In February of every year in Uruguay, the citizens can choose their own health care service provider; three years after the first choice has been made they have the possibility of changing this provider. Today, more than 1.6 million users are potentially involved in the new selection. To improve service management and to simplify the citizens’ choice, an integrated national platform ATuServicio was created. The platform is a project on public health data held by the Ministry of Health integrated with the data of the NHS Integrated Services (SNIS) service providers. The project was created, in fact, precisely through a collaboration between the government and civil society, without a binding legal framework, something that made cooperation sometimes difficult; both parties had equal access to designing and building the system, helping to improve the quality of public data and setting and choosing the various indicators. The application has been regarded as one of the best use and sharing cases of open data in the healthcare sector and awarded by various international companies such as Open Knowledge (UK), GovLab Sunlight Foundation and the University of New York (USA); it was also a finalist of the Open Data Institute Awards (UK) and won the first prize for the Open Government Awards.
Open data in Uruguay
Uruguay is one of the most advanced countries in Latin America for open data; internationally it ranks at 7th place in the Global Open Data Index (our country is currently at 17th, Ed). The national government has in recent years implemented open data policies mainly through the National Agency for E- Government (ASEGIC). The national agency has promoted the opening and reuse of open data mainly through dialogue and debate with organizations and civil society, using the instrument of public consultations and roundtables. The idea of the integrated ATuServicio platform emerged precisely from one of these consultations and was immediately based on an innovative Country approach from an institutional point of view since it was shared between the government and civil society. In fact, the associations and the government focused on simplifying the service to the citizen going beyond simple data collecting and public sharing but also providing the opportunity to supply feedback to the service providers themselves. ATuServicio allows the user to set various parameters in addition to the geographical location in order to compare the various services provided on the basis of the indicators. This allows the user to see all the available choices at once, with the possibility of making the choice that best suits his needs.
How it works
The website provides information concerning service compliance, setting the parameters on two main health care focuses: the percentage of patients correctly followed during pregnancy (five checks during pregnancy, dental exams and tests for HIV and syphilis) and the percentage of children under one year effectively treated (ten checks during the first year of life and vaccination certificates). User satisfaction is measured based on the availability calendar, ease of procedures, availability of drugs, the information provided concerning users’ rights and the receipt and handling of complaints. On a scale from 1 to 10, the last survey carried out showed the degree of satisfaction of users who employed the platform and gathered from the web ran from 7.5 to 9 points.
The catchment area
ASSE is the largest nationwide provider of healthcare services with more than 1 million and 300 thousand users, it reaches 36% of the integrated national health service members, followed by Medical Uruguaya, with 304,710 members (8%); Casmu, with 208,743 (5%); ASOCIACIÓN ESPAÑOLA with 186,156 (5%); SMI, with 130,345 (3%); Cosem, Catholic Circulo which total 2% of the system’s members. As for the number of professionals, per 10,000 users, the Cooperativa Florida and the Federation of resident doctors is the one that has the largest number of adherents to the platform: 32 out of 10,000. The following category is that of GPs which reaches the ratio of 8.6 per 10,000 patients.
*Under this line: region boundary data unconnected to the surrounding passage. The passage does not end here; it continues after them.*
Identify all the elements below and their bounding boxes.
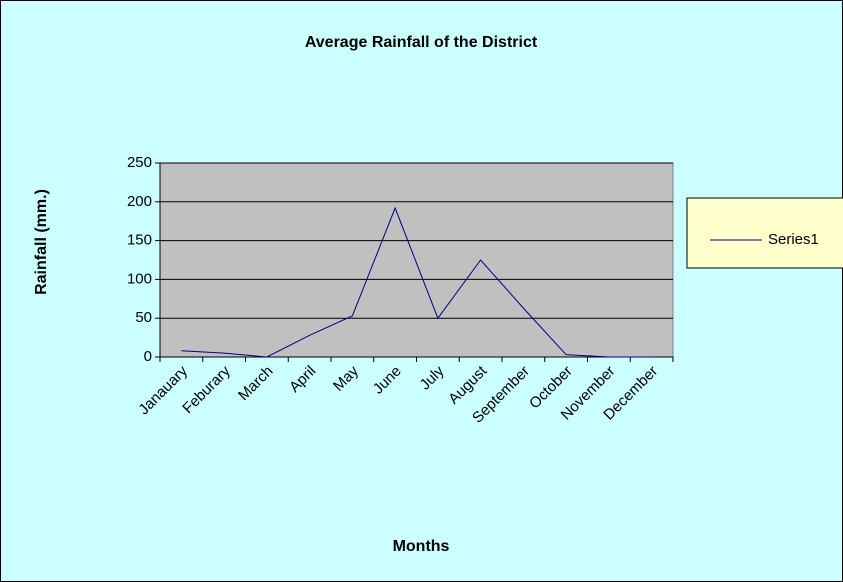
y-axis-label: Rainfall (mm.) (33, 189, 50, 295)
legend (686, 197, 843, 269)
line-series (181, 206, 652, 358)
legend-label: Series1 (768, 231, 819, 248)
y-tick-label: 250 (127, 154, 152, 171)
y-tick-label: 200 (127, 193, 152, 210)
y-tick-label: 50 (135, 309, 152, 326)
y-tick-label: 0 (144, 348, 152, 365)
y-tick-label: 100 (127, 270, 152, 287)
plot-area (159, 162, 674, 358)
x-axis-label: Months (393, 538, 450, 555)
y-tick-label: 150 (127, 232, 152, 249)
chart-title: Average Rainfall of the District (305, 34, 538, 51)
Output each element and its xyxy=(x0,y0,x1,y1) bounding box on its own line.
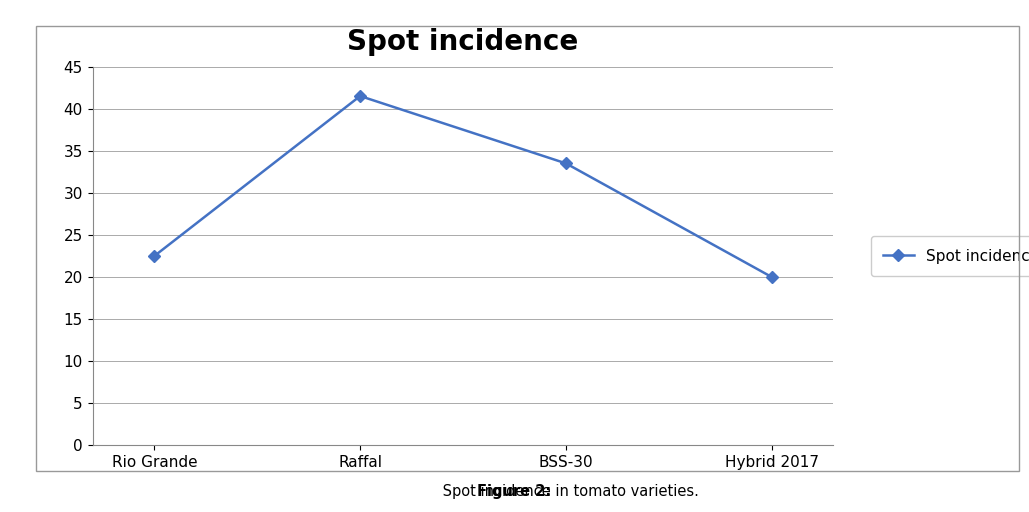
Text: Figure 2:: Figure 2: xyxy=(477,484,552,499)
Text: Spot incidence in tomato varieties.: Spot incidence in tomato varieties. xyxy=(437,484,699,499)
Legend: Spot incidence: Spot incidence xyxy=(871,236,1029,276)
Title: Spot incidence: Spot incidence xyxy=(348,28,578,56)
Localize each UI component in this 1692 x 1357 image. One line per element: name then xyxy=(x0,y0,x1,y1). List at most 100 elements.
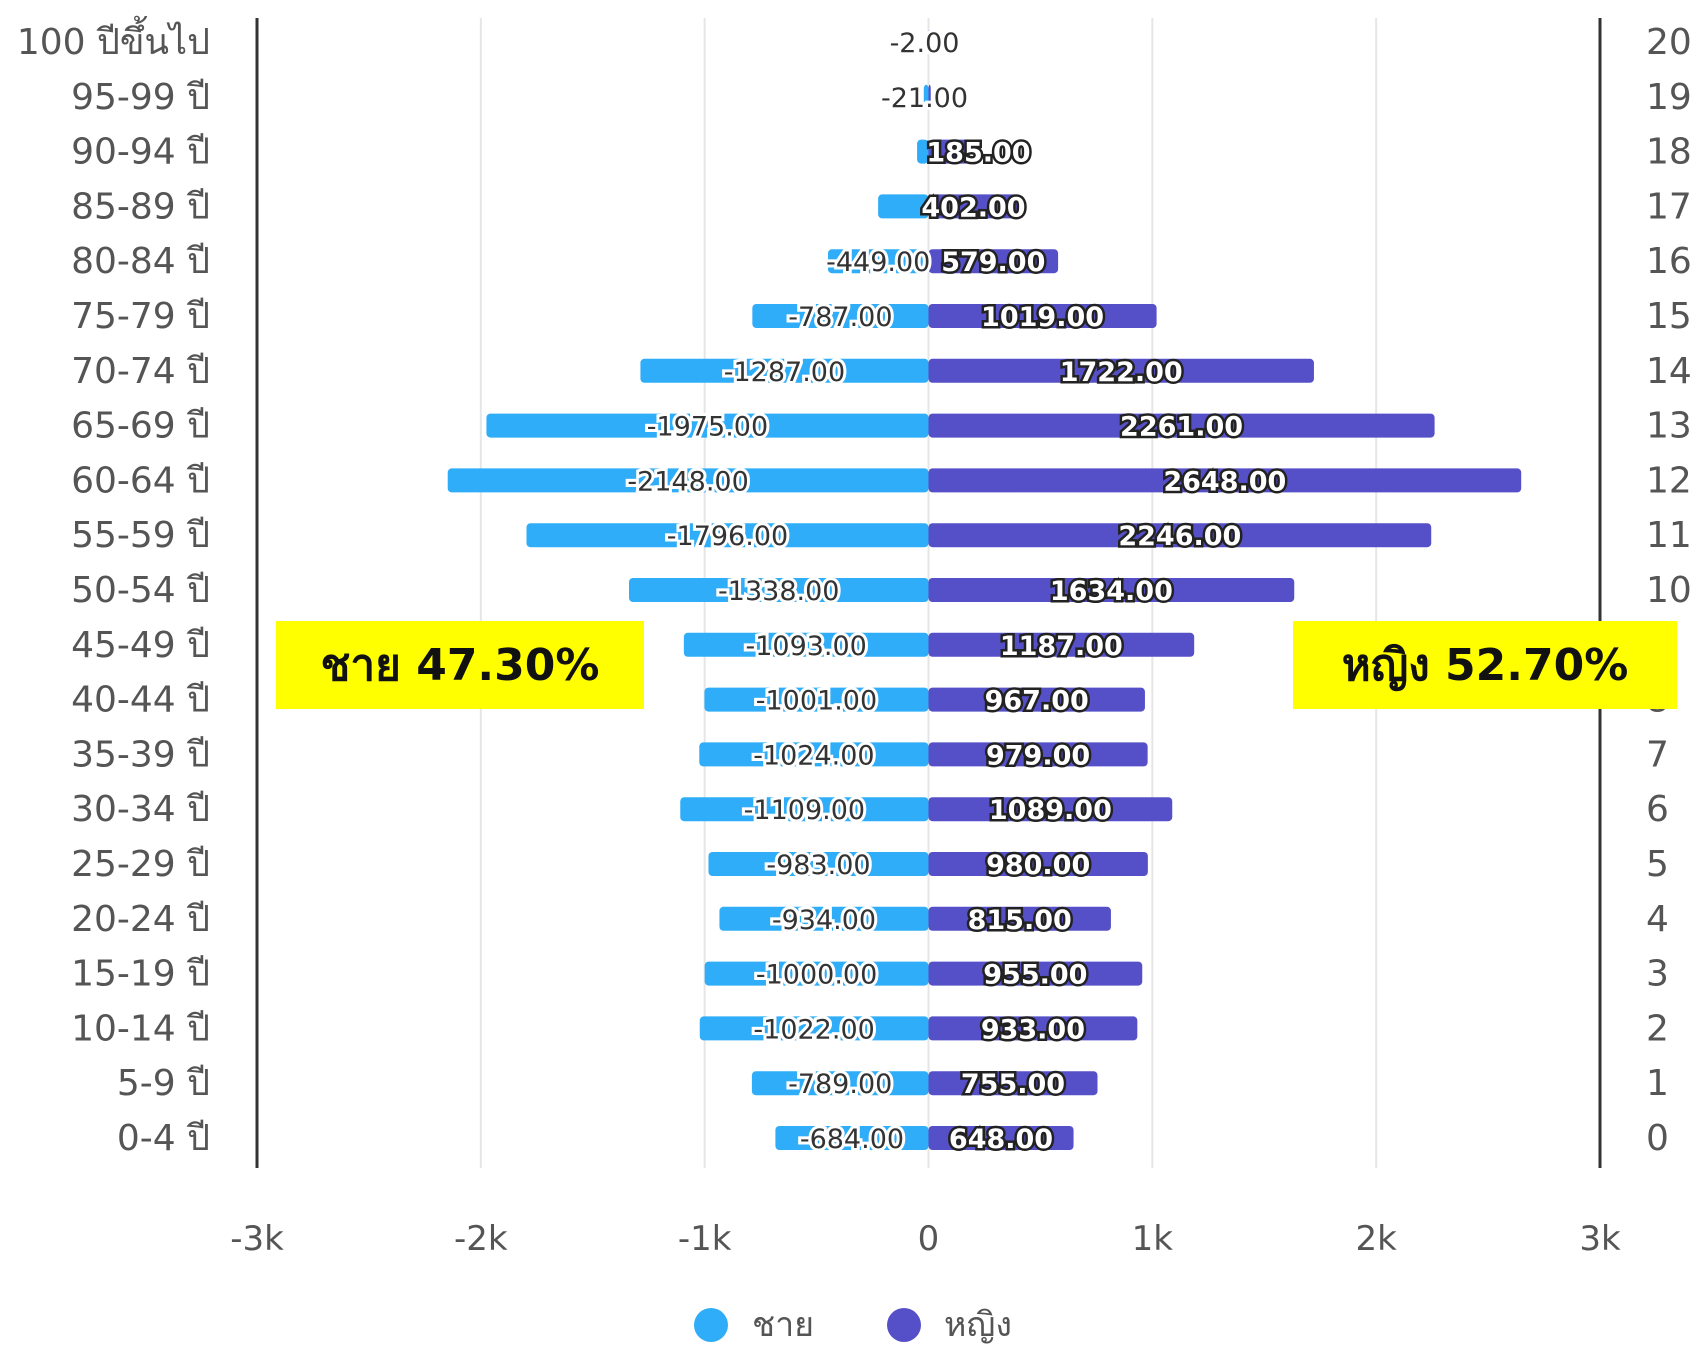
category-label: 0-4 ปี xyxy=(117,1118,210,1159)
data-label: -1338.00 xyxy=(718,576,839,607)
bar-male xyxy=(878,194,929,219)
data-label: -2.00 xyxy=(890,28,960,59)
category-label: 10-14 ปี xyxy=(71,1008,210,1049)
x-tick-label: 0 xyxy=(918,1219,940,1259)
x-tick-label: -3k xyxy=(230,1219,284,1259)
bar-female xyxy=(928,1126,1074,1150)
legend-marker-male xyxy=(694,1308,728,1342)
bar-female xyxy=(928,30,930,54)
category-label: 30-34 ปี xyxy=(71,789,210,830)
right-axis-label: 16 xyxy=(1646,241,1692,282)
right-axis-label: 1 xyxy=(1646,1063,1669,1104)
category-label: 80-84 ปี xyxy=(71,241,210,282)
data-label: -983.00 xyxy=(766,850,870,881)
category-label: 70-74 ปี xyxy=(71,351,210,392)
category-label: 55-59 ปี xyxy=(71,515,210,556)
data-label: -1001.00 xyxy=(756,686,877,717)
data-label: -789.00 xyxy=(788,1069,892,1100)
right-axis-label: 7 xyxy=(1646,734,1669,775)
category-label: 50-54 ปี xyxy=(71,570,210,611)
data-label: 967.00 xyxy=(985,686,1089,717)
data-label: 1722.00 xyxy=(1060,357,1183,388)
bar-female xyxy=(928,84,931,109)
data-label: 185.00 xyxy=(926,138,1030,169)
data-label: 2261.00 xyxy=(1120,412,1243,443)
data-label: -1024.00 xyxy=(753,740,874,771)
bar-male xyxy=(526,523,929,548)
data-label: 979.00 xyxy=(986,740,1090,771)
data-label: 1089.00 xyxy=(989,795,1112,826)
bar-male xyxy=(917,139,929,164)
data-label: 1019.00 xyxy=(981,302,1104,333)
category-label: 25-29 ปี xyxy=(71,844,210,885)
bar-female xyxy=(928,632,1195,657)
legend: ชาย หญิง xyxy=(694,1305,1012,1345)
right-axis-label: 13 xyxy=(1646,406,1692,447)
bar-female xyxy=(928,468,1522,493)
bar-male xyxy=(486,413,929,438)
bar-male xyxy=(704,961,929,986)
bar-female xyxy=(928,249,1059,274)
right-axis-label: 19 xyxy=(1646,77,1692,118)
category-label: 100 ปีขึ้นไป xyxy=(17,15,210,63)
bar-female xyxy=(928,358,1314,383)
data-label: 980.00 xyxy=(986,850,1090,881)
bar-male xyxy=(719,906,929,931)
bar-female xyxy=(928,852,1148,876)
data-label: 1187.00 xyxy=(1000,631,1123,662)
male-percentage-callout: ชาย 47.30% xyxy=(276,621,644,709)
category-label: 45-49 ปี xyxy=(71,625,210,666)
x-tick-label: -2k xyxy=(454,1219,508,1259)
category-label: 85-89 ปี xyxy=(71,186,210,227)
category-label: 95-99 ปี xyxy=(71,77,210,118)
bar-male xyxy=(708,852,929,876)
data-label: -1022.00 xyxy=(753,1014,874,1045)
bar-female xyxy=(928,687,1145,712)
right-axis-label: 3 xyxy=(1646,954,1669,995)
data-label: -1287.00 xyxy=(724,357,845,388)
bar-male xyxy=(752,304,929,328)
right-axis-label: 10 xyxy=(1646,570,1692,611)
data-labels: -2.00 -21.00 -449.00 -787.00 -1287.00 -1975.0… xyxy=(624,25,1288,1158)
bar-male xyxy=(923,84,929,109)
data-label: -1975.00 xyxy=(647,412,768,443)
right-axis-label: 2 xyxy=(1646,1008,1669,1049)
female-percentage-callout: หญิง 52.70% xyxy=(1293,621,1677,709)
data-label: 1634.00 xyxy=(1050,576,1173,607)
bar-female xyxy=(928,139,970,164)
bar-female xyxy=(928,523,1432,548)
legend-marker-female xyxy=(887,1308,921,1342)
data-label: 755.00 xyxy=(961,1069,1065,1100)
data-label: 955.00 xyxy=(983,960,1087,991)
data-label: -21.00 xyxy=(881,83,968,114)
bar-male xyxy=(629,578,929,602)
data-label: -934.00 xyxy=(772,905,876,936)
data-label: -2148.00 xyxy=(627,466,748,497)
bar-female xyxy=(928,1071,1098,1096)
category-label: 60-64 ปี xyxy=(71,460,210,501)
data-label: 402.00 xyxy=(921,192,1025,223)
data-label: 815.00 xyxy=(968,905,1072,936)
bar-male xyxy=(699,742,929,767)
data-label: 648.00 xyxy=(949,1124,1053,1155)
data-label: 2246.00 xyxy=(1118,521,1241,552)
category-label: 40-44 ปี xyxy=(71,680,210,721)
bar-female xyxy=(928,413,1435,438)
right-axis-label: 11 xyxy=(1646,515,1692,556)
right-axis-label: 18 xyxy=(1646,132,1692,173)
axes: -3k -2k -1k 0 1k 2k 3k 100 ปีขึ้นไป 95-99 ปี 90-9… xyxy=(17,15,1692,1259)
data-label: 933.00 xyxy=(981,1014,1085,1045)
category-label: 35-39 ปี xyxy=(71,734,210,775)
bar-female xyxy=(928,578,1295,602)
data-label: -1109.00 xyxy=(744,795,865,826)
right-axis-label: 14 xyxy=(1646,351,1692,392)
bar-female xyxy=(928,961,1143,986)
data-label: 2648.00 xyxy=(1163,466,1286,497)
bar-female xyxy=(928,742,1148,767)
bar-male xyxy=(751,1071,929,1096)
right-axis-label: 12 xyxy=(1646,460,1692,501)
data-label: -684.00 xyxy=(800,1124,904,1155)
data-label: -1796.00 xyxy=(667,521,788,552)
bar-female xyxy=(928,1016,1138,1041)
The platform was officially launched in early February 2015; at that time over 1,500,000 people had the possibility of changing their supplier, but they needed to do so by the end of February: in just one month, over 34,000 users accessed the website. Obviously this figure nationally represented only about 2% of the population of potential users, but it is important to note that the vast majority of these same users had never before taken into consideration the first real chance of changing their health care provider, including because of the excessive bureaucracy and difficulty in obtaining information and of acquiring information and comparing the services of the various institutions which the integrated platform now allows.
Undoubtedly the access data are still modest, but it is still a pilot project on an experimental basis which both parties (government and civil society) are trying to improve. It also worth mentioning that the Government did not impose compliance with any legislation on this matter, therefore it’s an innovative push towards the use of open data in a shared and joint planning context between the institutions and the public. This therefore constitutes an excellent example of how national health services can also be improved through a collaboration between public institutions, civil society and private parties in order to create applications and tools which will improve citizens’ access to essential healthcare services. Moreover, it is also the first step of a much broader effort i.e. the use of open data to monitor the compliance of the service and to improve citizens’ access to information concerning these services.